I don't know if we should return to the lords and monks system :) But I'm also doubtful that we can make good progress by pulling the levers on financial incentives of commercializing science.
Incentives like these exist in basically all areas of work. Perform well and you get "job security, promotion and prestige". Yet somehow there is no decade long ongoing crisis in industry of corporations lying about their products. When these cases happens (obviously they do), corporations and individuals get punished.
How would you reform the system? More funding definitely is not the answer.
Because we can't usually measure our goals directly. We want outcomes like relativity and the two-slit experiment. Those results take a lot of time to uncover and have a meaningful chance of failure. If you look at an early-career scientist who hasn't produced (m)any papers, chances are they're fully qualified _and_ doing all the right things with respect to our society-level goals. However, that's hard to distinguish from outright fraud and freeloading from the outside, so we've imposed a crappy proxy measure, used for career advancement.
That's different from many jobs, where it's easy to measure incremental progress and where the results are more certain. You can directly weed out poor performers because you can watch them perform poorly.
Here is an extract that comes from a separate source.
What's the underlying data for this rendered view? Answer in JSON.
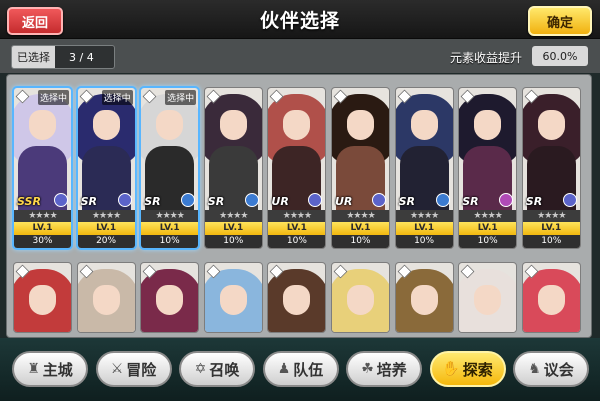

> no decade long ongoing crisis of corporations lying about their products
Really? Flame retardants in our "food-grade" spatulas, lead leaching out from ceramic bowls into your soup and cereal, products "sold" as physical devices with a backdoor to start requiring a subscription years later, the pattern of building a brand on quality and then gutting the bill of materials to ramp up profits while deceiving customers into thinking it's the same thing, WalMart explicitly requiring manufacturers to not have any change in product numbers for the sub-par products sold there, .... Fraud is rampant, enough so that for most products I find it quite hard to actually make a sound purchasing decision, and those corporations seem to be wildly profitable.
> individuals get punished
That's true to an extent, but how many doc jockeys exist in some unimportant department in FAANG? You can have a very comfortable career skating by on minimal productive output when cause and effect for the business operate on sufficiently long timescales and with nonlocal, diffuse connections.
[1] https://www.bbc.co.uk/iplayer/episodes/b00wms4m/the-ascent-o...
You want to get a Phd? you have to publish something... anything.
You want money for experiments? You need publications even if you do the rest of the theoretical work on your own.
You want to get funds for some new or to continue some research? You need publications.
I'm not defending those that publish all sorts of crap as research but the whole system is rigged.
Everyone is asking for as many publications and citations as possible to even lend you a lab for 1 day to test something.
Excuse my language but what the f are you expecting?